In any case, the fault seems to be in the Secret Sauce which is not going to be different if I use another tool that relies on those scripts... I see what you mean now about the Sauce.

My point is that my definition of "Simplest" would be for the Apple tool to just work. I want to understand why it doesn't. One thing I came across: others seem to have noticed that whenever capturing using SUI from an SSD drive, it tends to fail. In my case right now, all my Macs have SSD! So I guess I need to go find one that doesn't, or stick this USB boot drive image onto an actual hard drive, and try SUI from that...

(I hate Windows but I have to say that every time I dig into NetBoot stuff, I'm reminded how much easier it is to get something working PXE booting other operating systems etc.)

Well, in that case, creating a .NBI with AutoCasperNBI using an installer captures through AutoDMG would solve your problem simply because your dealing with software .dmgs and .pkgs. No additional computers required, SSD or no!

OH, and it's also pretty simple to add the diagnostic tools as well. Drop their packages in AutoDMG when creating your OS, prior to running it through AutoCasperNBI. Piece of cake!

Not a piece of cake if some of the diagnostic tools aren't .pkg'd. I'm not dealing with sofware .dmgs and .pkgs (that wasn't my original question.)
I understand what you're saying, nobody builds from "perfect masters" anymore... but rather layers from packages... blah blah. However in this case it's a little different, not making a perfect master, but a USB boot troubleshooting drive that has been perfected by several people. External boot drives are still very useful even in this day of recovery partitions and Internet Recovery etc. Especially now that there is real Mac malware screwing up students' Macs. I just want to be able to NetBoot the same thing I have on a USB drive (it's an SSD USB drive.)

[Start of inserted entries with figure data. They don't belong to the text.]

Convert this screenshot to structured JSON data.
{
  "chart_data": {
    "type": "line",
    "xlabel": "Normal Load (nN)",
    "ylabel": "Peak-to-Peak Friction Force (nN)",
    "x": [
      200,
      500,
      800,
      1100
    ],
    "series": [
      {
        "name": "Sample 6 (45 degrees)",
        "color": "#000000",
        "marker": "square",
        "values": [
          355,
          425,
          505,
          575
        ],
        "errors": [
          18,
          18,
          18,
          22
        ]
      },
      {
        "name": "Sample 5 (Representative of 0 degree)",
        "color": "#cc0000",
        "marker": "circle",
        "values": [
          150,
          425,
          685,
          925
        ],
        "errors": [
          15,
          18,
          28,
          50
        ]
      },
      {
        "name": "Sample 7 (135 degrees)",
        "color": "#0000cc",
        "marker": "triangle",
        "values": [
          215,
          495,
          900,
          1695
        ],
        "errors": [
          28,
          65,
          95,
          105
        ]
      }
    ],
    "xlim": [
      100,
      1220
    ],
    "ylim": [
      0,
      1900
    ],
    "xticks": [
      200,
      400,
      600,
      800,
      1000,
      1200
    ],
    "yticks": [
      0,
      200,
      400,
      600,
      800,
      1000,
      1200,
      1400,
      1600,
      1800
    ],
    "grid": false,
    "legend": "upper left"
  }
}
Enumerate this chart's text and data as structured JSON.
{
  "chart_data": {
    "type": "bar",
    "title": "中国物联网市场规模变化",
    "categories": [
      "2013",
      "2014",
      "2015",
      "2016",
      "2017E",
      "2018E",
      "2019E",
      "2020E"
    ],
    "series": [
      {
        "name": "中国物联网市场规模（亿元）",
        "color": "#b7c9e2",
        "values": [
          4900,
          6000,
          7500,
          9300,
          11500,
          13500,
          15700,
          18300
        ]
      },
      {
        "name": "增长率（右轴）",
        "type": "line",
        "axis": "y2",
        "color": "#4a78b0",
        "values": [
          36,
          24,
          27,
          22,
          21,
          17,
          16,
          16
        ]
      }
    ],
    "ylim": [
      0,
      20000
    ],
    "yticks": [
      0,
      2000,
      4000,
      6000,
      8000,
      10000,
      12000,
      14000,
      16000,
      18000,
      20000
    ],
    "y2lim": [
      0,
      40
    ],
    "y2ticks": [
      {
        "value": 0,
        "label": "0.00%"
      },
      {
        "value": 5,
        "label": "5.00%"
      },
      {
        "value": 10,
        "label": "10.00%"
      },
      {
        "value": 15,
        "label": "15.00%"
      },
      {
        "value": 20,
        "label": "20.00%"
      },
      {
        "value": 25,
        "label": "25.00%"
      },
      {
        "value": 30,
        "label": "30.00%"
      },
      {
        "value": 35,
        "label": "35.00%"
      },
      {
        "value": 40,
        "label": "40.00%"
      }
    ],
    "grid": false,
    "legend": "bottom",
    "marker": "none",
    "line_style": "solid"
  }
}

Fair enough. I guess your off to find a non SSD drive then. That said, you could probably try using composer or something like CCC to capture a .dmg from your USB drive and go that way.

Quick additional question. Are you a JAMF customer>? I only ask because I don't want to make recommendations that require the suite if you're not. I'm just wondering why the creating of the USB drive itself isn't automated. Particularly if it's setup is picture perfect for your needs. Being able to automate the deployment of new drives, update packages as necessary and then turn those into .nbi's on demand seems like something that might help. Again, I'm not quite sure what you're doing in specific or what you normally use.

P.S. If by chance you ARE using the casper suite, the present malware items out there are super simple to deal with either automatically or manually via "Self-Service" without the need for diagnostic drives and .nbis. Again, I'm sure you're using them for other things as well. I'm just trying to bring this all around full circle.

Please know that we're guessing a lot here about your situation and solutions to try helping out ;-) We tend to want to be a helpful bunch!

Yes I'm very grateful for the help and suggestions... now I have a bunch of possibilities to work through!

So now that the days of imaging are just about done, what are people doing for these loaner laptops? For the people who "forget to bring theirs into work" type situations. Ideally, the laptop is basically fully set up and ready to go with a bunch of commonly used applications. Do you enroll them into Jamf with generic accounts? Or do you do something else? We are also an Active Directory house.